At Public Health Ontario (PHO), a team led by Drs. Brendan Smith and Erin Hobin saw a need to better understand how work-related exposure to COVID-19, such as working in close proximity to others, differed across—and interacted with—sociodemographic factors (e.g. age, sex, race or ethnicity, immigrant status and household income). The team set out to create an open-source interactive data visualization tool that drew on publicly available data to describe the different risk levels. The result is the Occupational Exposure to COVID-19 Risk Tool, launched in December 2020.

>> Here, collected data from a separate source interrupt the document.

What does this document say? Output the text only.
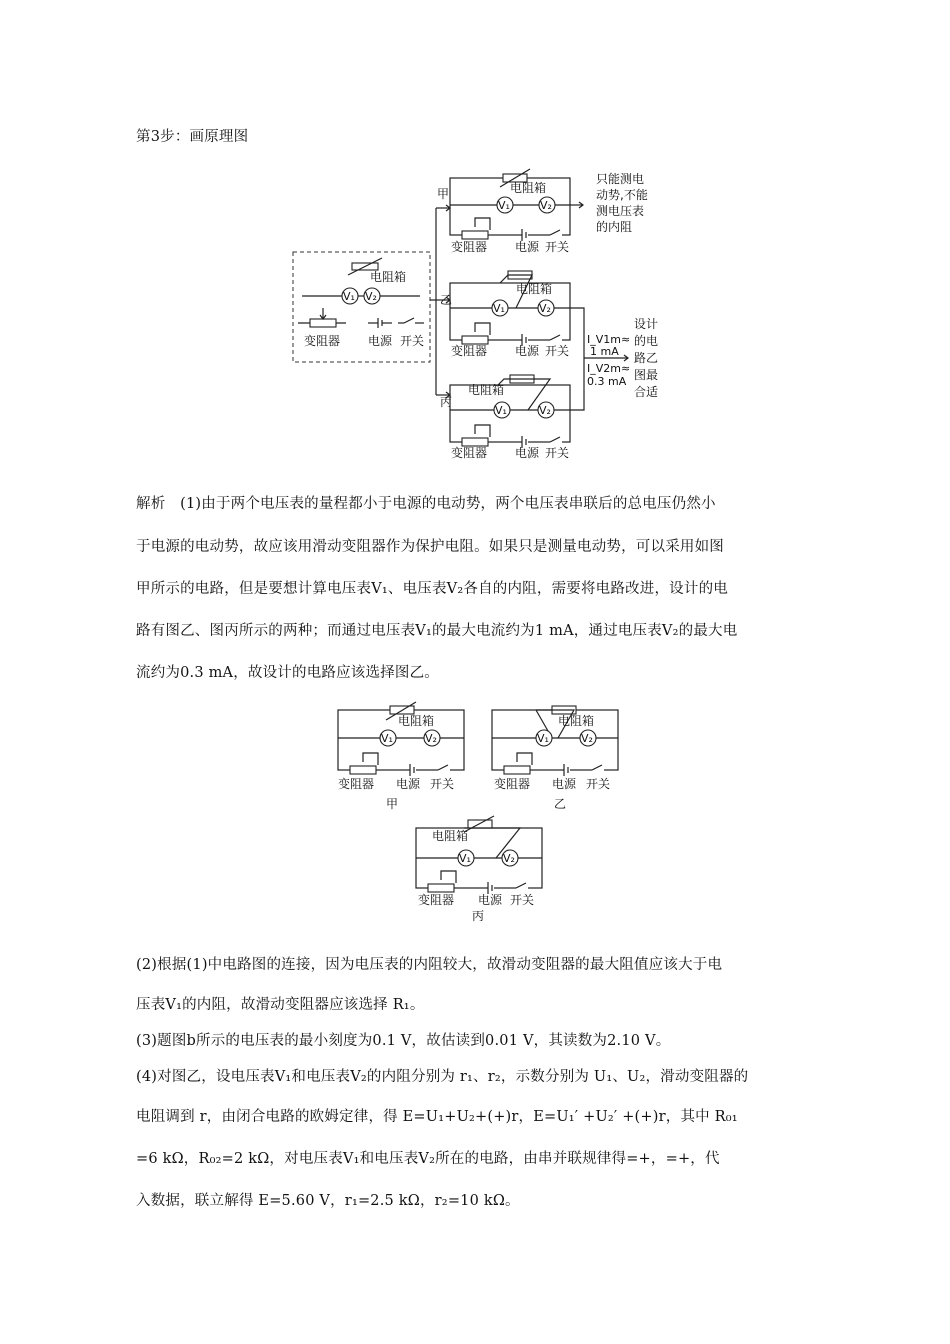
第3步：画原理图
电阻箱
V₁ V₂
变阻器 电源 开关
甲
乙
丙
电阻箱
V₁	V₂
变阻器 电源 开关
只能测电
动势,不能
测电压表
的内阻
电阻箱
V₁	V₂
变阻器 电源 开关
电阻箱
V₁	V₂
变阻器 电源 开关
I_V1m≈
1 mA
I_V2m≈
0.3 mA
设计
的电
路乙
图最
合适
解析　(1)由于两个电压表的量程都小于电源的电动势，两个电压表串联后的总电压仍然小
于电源的电动势，故应该用滑动变阻器作为保护电阻。如果只是测量电动势，可以采用如图
甲所示的电路，但是要想计算电压表V₁、电压表V₂各自的内阻，需要将电路改进，设计的电
路有图乙、图丙所示的两种；而通过电压表V₁的最大电流约为1 mA，通过电压表V₂的最大电
流约为0.3 mA，故设计的电路应该选择图乙。
电阻箱
V₁	V₂
变阻器 电源 开关
甲
电阻箱
V₁	V₂
变阻器 电源 开关
乙
电阻箱
V₁	V₂
变阻器 电源 开关
丙
(2)根据(1)中电路图的连接，因为电压表的内阻较大，故滑动变阻器的最大阻值应该大于电
压表V₁的内阻，故滑动变阻器应该选择 R₁。
(3)题图b所示的电压表的最小刻度为0.1 V，故估读到0.01 V，其读数为2.10 V。
(4)对图乙，设电压表V₁和电压表V₂的内阻分别为 r₁、r₂，示数分别为 U₁、U₂，滑动变阻器的
电阻调到 r，由闭合电路的欧姆定律，得 E=U₁+U₂+(+)r，E=U₁′ +U₂′ +(+)r，其中 R₀₁
=6 kΩ，R₀₂=2 kΩ，对电压表V₁和电压表V₂所在的电路，由串并联规律得=+，=+，代
入数据，联立解得 E=5.60 V，r₁=2.5 kΩ，r₂=10 kΩ。
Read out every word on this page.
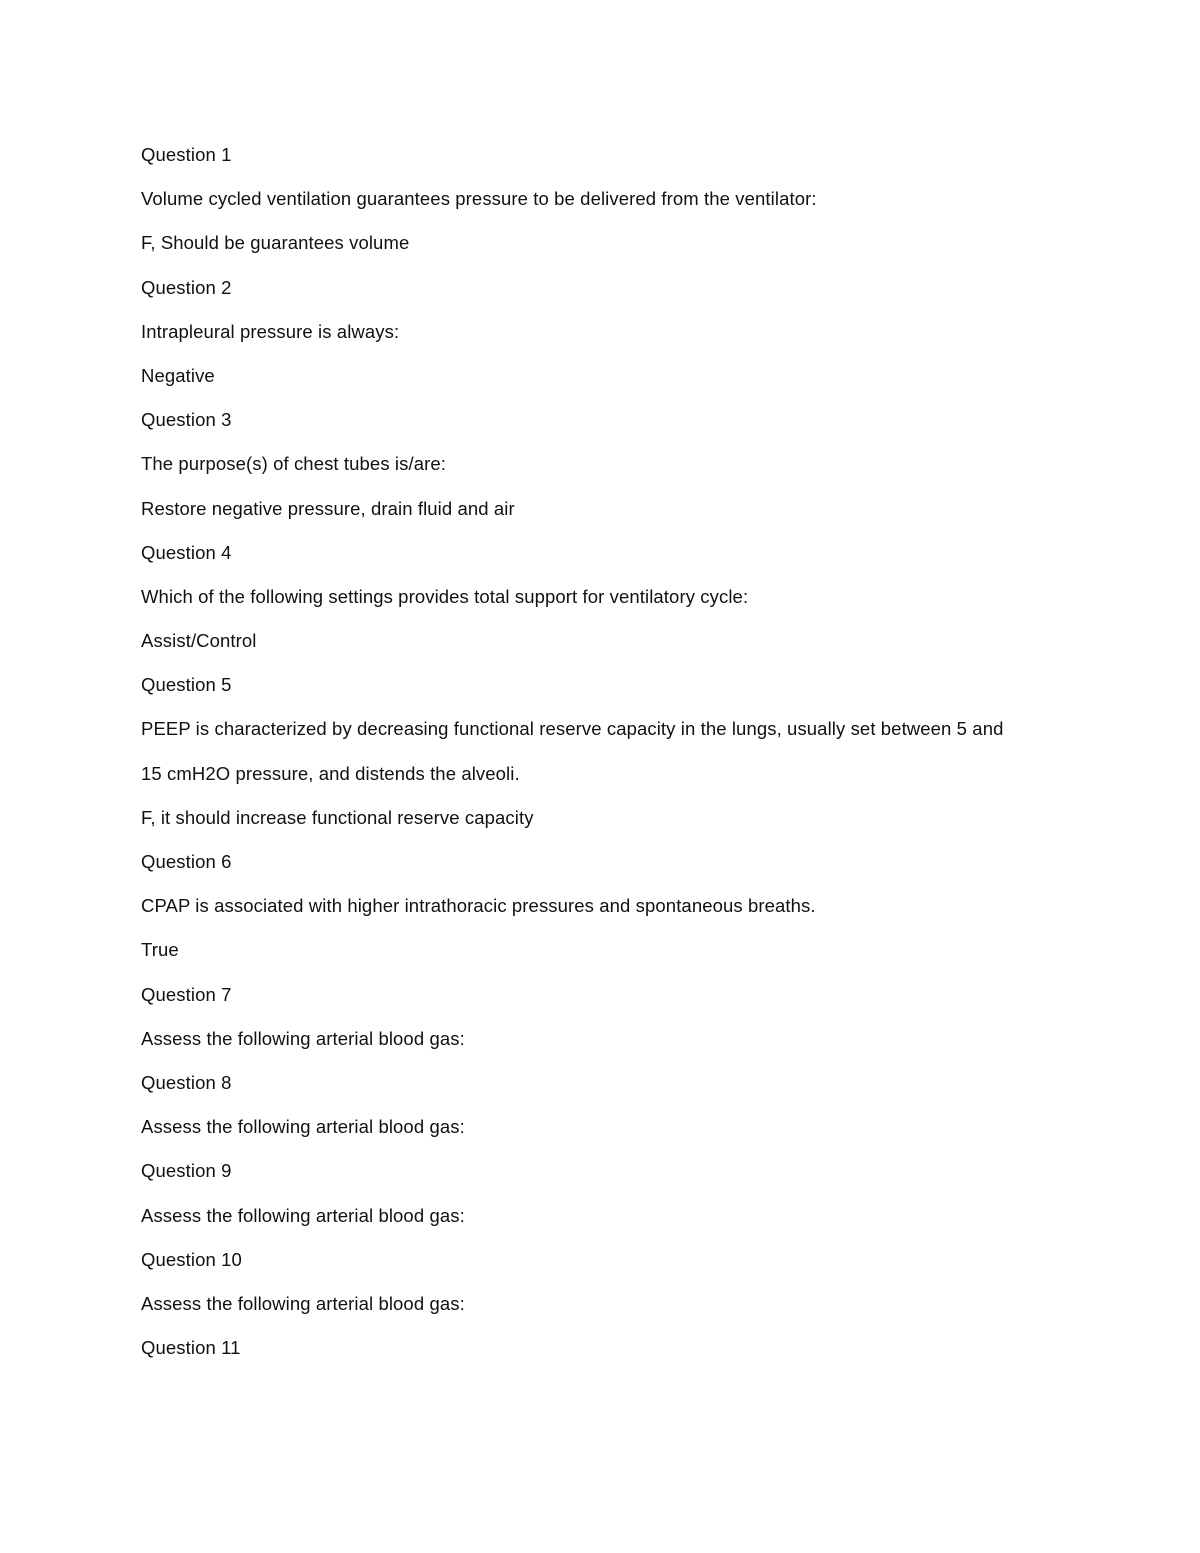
Question 1
Volume cycled ventilation guarantees pressure to be delivered from the ventilator:
F, Should be guarantees volume
Question 2
Intrapleural pressure is always:
Negative
Question 3
The purpose(s) of chest tubes is/are:
Restore negative pressure, drain fluid and air
Question 4
Which of the following settings provides total support for ventilatory cycle:
Assist/Control
Question 5
PEEP is characterized by decreasing functional reserve capacity in the lungs, usually set between 5 and
15 cmH2O pressure, and distends the alveoli.
F, it should increase functional reserve capacity
Question 6
CPAP is associated with higher intrathoracic pressures and spontaneous breaths.
True
Question 7
Assess the following arterial blood gas:
Question 8
Assess the following arterial blood gas:
Question 9
Assess the following arterial blood gas:
Question 10
Assess the following arterial blood gas:
Question 11
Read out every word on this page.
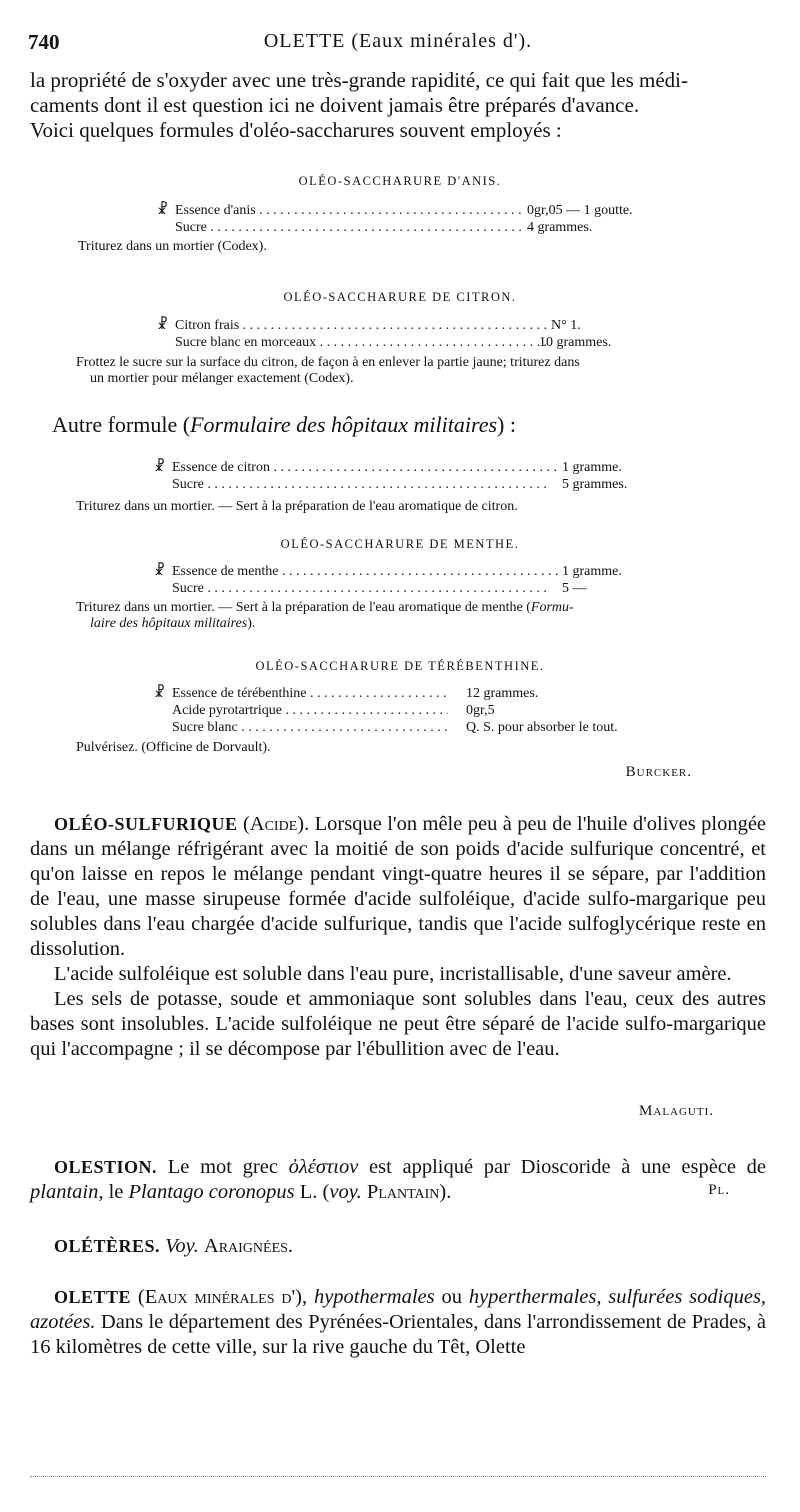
740	OLETTE (Eaux minérales d').

la propriété de s'oxyder avec une très-grande rapidité, ce qui fait que les médi-

caments dont il est question ici ne doivent jamais être préparés d'avance.

Voici quelques formules d'oléo-saccharures souvent employés :

OLÉO-SACCHARURE D'ANIS.
☧ Essence d'anis . . .	0gr,05 — 1 goutte.
Sucre . . .	4 grammes.
Triturez dans un mortier (Codex).
OLÉO-SACCHARURE DE CITRON.
☧ Citron frais . . .	N° 1.
Sucre blanc en morceaux . . .	10 grammes.
Frottez le sucre sur la surface du citron, de façon à en enlever la partie jaune; triturez dans
un mortier pour mélanger exactement (Codex).
Autre formule (Formulaire des hôpitaux militaires) :
☧ Essence de citron . . .	1 gramme.
Sucre . . .	5 grammes.
Triturez dans un mortier. — Sert à la préparation de l'eau aromatique de citron.
OLÉO-SACCHARURE DE MENTHE.
☧ Essence de menthe . . .	1 gramme.
Sucre . . .	5 —
Triturez dans un mortier. — Sert à la préparation de l'eau aromatique de menthe (Formu-
laire des hôpitaux militaires).
OLÉO-SACCHARURE DE TÉRÉBENTHINE.
☧ Essence de térébenthine . . .	12 grammes.
Acide pyrotartrique . . .	0gr,5
Sucre blanc . . .	Q. S. pour absorber le tout.
Pulvérisez. (Officine de Dorvault).
Burcker.

OLÉO-SULFURIQUE (Acide). Lorsque l'on mêle peu à peu de l'huile d'olives plongée dans un mélange réfrigérant avec la moitié de son poids d'acide sulfurique concentré, et qu'on laisse en repos le mélange pendant vingt-quatre heures il se sépare, par l'addition de l'eau, une masse sirupeuse formée d'acide sulfoléique, d'acide sulfo-margarique peu solubles dans l'eau chargée d'acide sulfurique, tandis que l'acide sulfoglycérique reste en dissolution.

L'acide sulfoléique est soluble dans l'eau pure, incristallisable, d'une saveur amère.

Les sels de potasse, soude et ammoniaque sont solubles dans l'eau, ceux des autres bases sont insolubles. L'acide sulfoléique ne peut être séparé de l'acide sulfo-margarique qui l'accompagne ; il se décompose par l'ébullition avec de l'eau.

Malaguti.

OLESTION. Le mot grec ὀλέστιον est appliqué par Dioscoride à une espèce de plantain, le Plantago coronopus L. (voy. Plantain).	Pl.

OLÉTÈRES. Voy. Araignées.

OLETTE (Eaux minérales d'), hypothermales ou hyperthermales, sulfurées sodiques, azotées. Dans le département des Pyrénées-Orientales, dans l'arrondissement de Prades, à 16 kilomètres de cette ville, sur la rive gauche du Têt, Olette
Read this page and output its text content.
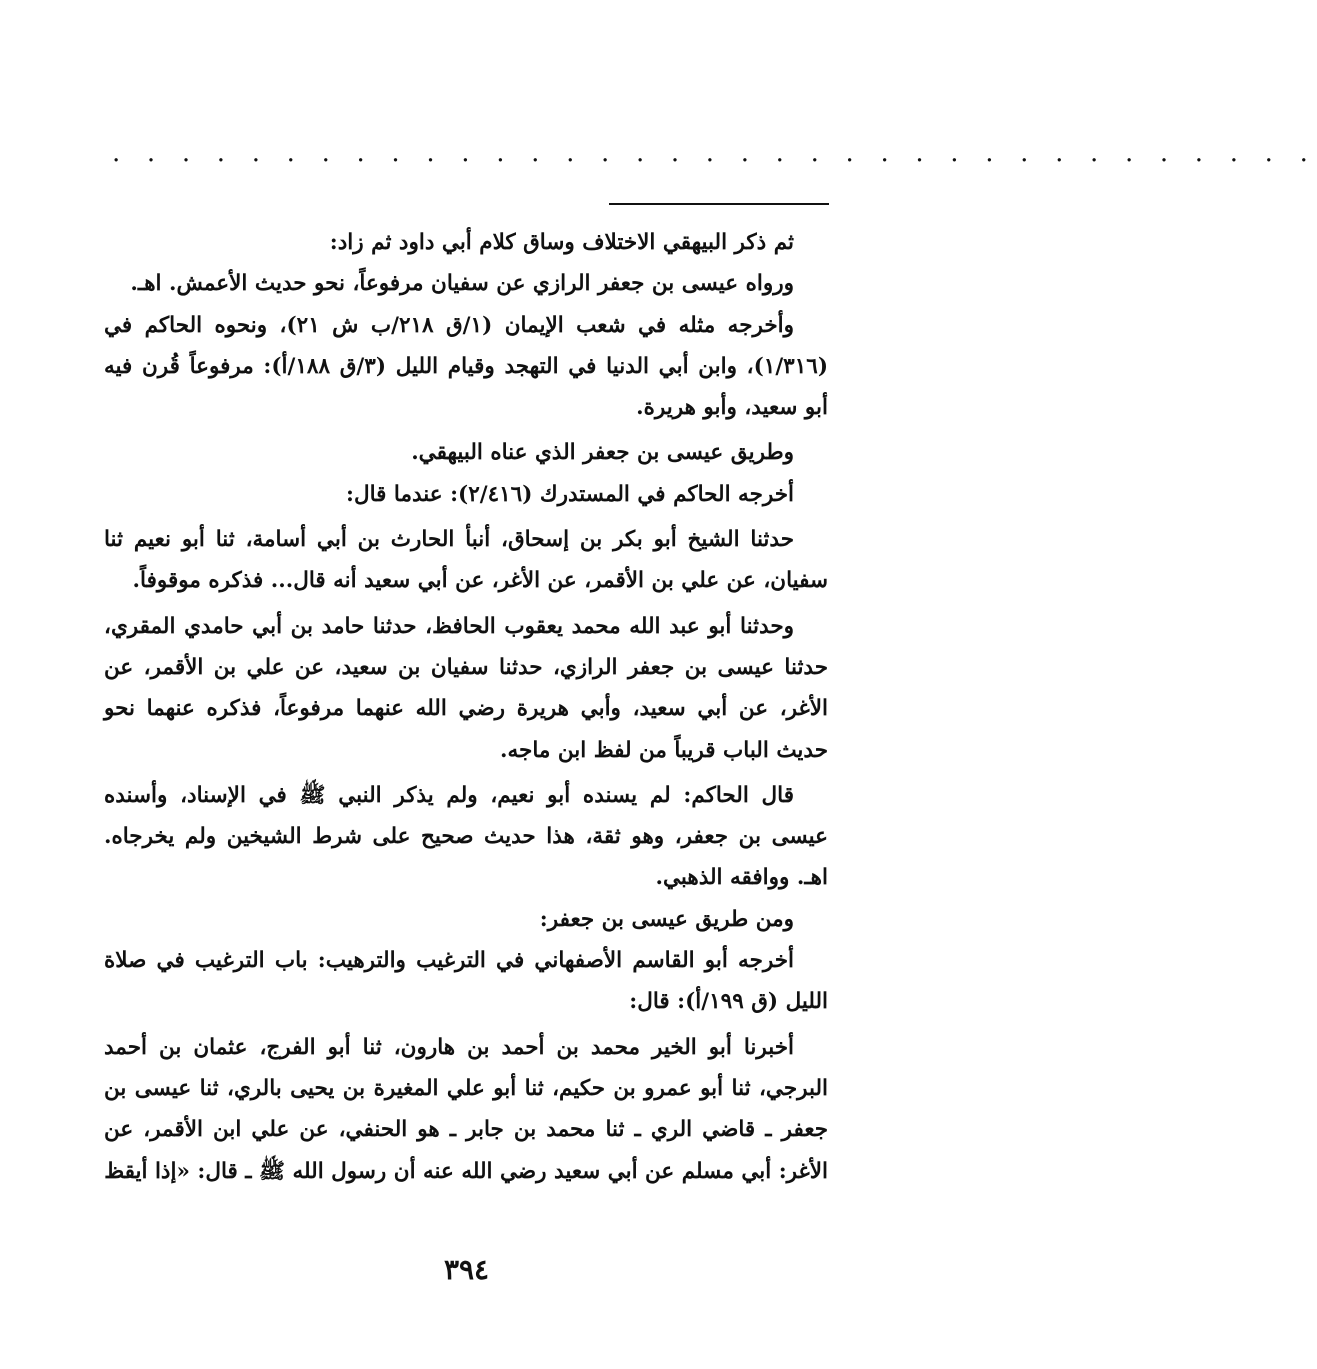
. . . . . . . . . . . . . . . . . . . . . . . . . . . . . . . . . . .

ثم ذكر البيهقي الاختلاف وساق كلام أبي داود ثم زاد:

ورواه عيسى بن جعفر الرازي عن سفيان مرفوعاً، نحو حديث الأعمش. اهـ.

وأخرجه مثله في شعب الإيمان (١/ق ٢١٨/ب ش ٢١)، ونحوه الحاكم في (١/٣١٦)، وابن أبي الدنيا في التهجد وقيام الليل (٣/ق ١٨٨/أ): مرفوعاً قُرن فيه أبو سعيد، وأبو هريرة.

وطريق عيسى بن جعفر الذي عناه البيهقي.

أخرجه الحاكم في المستدرك (٢/٤١٦): عندما قال:

حدثنا الشيخ أبو بكر بن إسحاق، أنبأ الحارث بن أبي أسامة، ثنا أبو نعيم ثنا سفيان، عن علي بن الأقمر، عن الأغر، عن أبي سعيد أنه قال... فذكره موقوفاً.

وحدثنا أبو عبد الله محمد يعقوب الحافظ، حدثنا حامد بن أبي حامدي المقري، حدثنا عيسى بن جعفر الرازي، حدثنا سفيان بن سعيد، عن علي بن الأقمر، عن الأغر، عن أبي سعيد، وأبي هريرة رضي الله عنهما مرفوعاً، فذكره عنهما نحو حديث الباب قريباً من لفظ ابن ماجه.

قال الحاكم: لم يسنده أبو نعيم، ولم يذكر النبي ﷺ في الإسناد، وأسنده عيسى بن جعفر، وهو ثقة، هذا حديث صحيح على شرط الشيخين ولم يخرجاه. اهـ. ووافقه الذهبي.

ومن طريق عيسى بن جعفر:

أخرجه أبو القاسم الأصفهاني في الترغيب والترهيب: باب الترغيب في صلاة الليل (ق ١٩٩/أ): قال:

أخبرنا أبو الخير محمد بن أحمد بن هارون، ثنا أبو الفرج، عثمان بن أحمد البرجي، ثنا أبو عمرو بن حكيم، ثنا أبو علي المغيرة بن يحيى بالري، ثنا عيسى بن جعفر ـ قاضي الري ـ ثنا محمد بن جابر ـ هو الحنفي، عن علي ابن الأقمر، عن الأغر: أبي مسلم عن أبي سعيد رضي الله عنه أن رسول الله ﷺ ـ قال: «إذا أيقظ

٣٩٤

It may be hard to remember, but early in the pandemic, very limited data was available to understand what factors were leading to higher rates of COVID-19 in certain communities,
says PHO’s Smith, who co-led a team that included scientists from the Institute for Work & Health (IWH)—an example of system collaboration to answer emerging research questions. We were trying to figure out what role work played in increasing the risks of COVID-19 across different communities, different racial and ethnic groups, etc.
The tool draws on three sources of data. The provincial/territorial lists of essential services helped the team identify the workers who could work remotely during the pandemic. The second source, the 2016 Canadian Census, provided data on the occupations and industries of 18 million Canadians, as well as information on the sociodemographic profile of 500 different occupation groups.
The third source, the O*NET database in the United States, offered detailed descriptions of job contexts and work descriptions for specific jobs and industries. This information allowed the team to assign scores representing, for each occupation in the tool, whether and to what extent workers are exposed to infectious diseases, do their work outdoors, are in close proximity with others or potentially do their work from home. Smith stressed that this information was developed prior to the pandemic and did not reflect adjustments made in response to COVID—e.g. physical distancing measures, and so on.
The tool allows users to examine data by key sociodemographic and work characteristics, and to find risk profiles across different occupations within a given industry. Importantly, the tool also lets users filter for results specific to the public health units or health regions within provinces. We wanted to make local or regional data available for people to use in making decisions,
Smith explains.
Since launching the tool, Smith has seen it used in ways that went beyond the team’s original intent. Some have used the tool for information on worker populations in specific industry or occupational groups. More recently, the tool helped inform the Ontario Ministry of Health and Long-Term Care’s vaccine prioritization plan for health-care and other sectors. Smith’s team also made available regional data for each public health unit in the province to help identify which health-care occupations were most at risk and how many workers would be affected.
Smith credits the involvement of IWH scientists for their expertise on occupational data sources. IWH scientists contributed extensive experience working with occupation and industry classification information to the team,
he says. They have been key to helping us interpret findings, especially with regards to which groups of workers were at higher risks.
This collaboration has already led to additional studies exploring patterns of COVID risks during the pandemic, says IWH Senior Scientist Dr. Peter Smith. Working on this tool connected IWH and PHO, and has led to other projects examining levels of worker protections across industry and demographic groups, and allowed for accurate estimates of COVID infection rates due to workplace outbreaks across industries.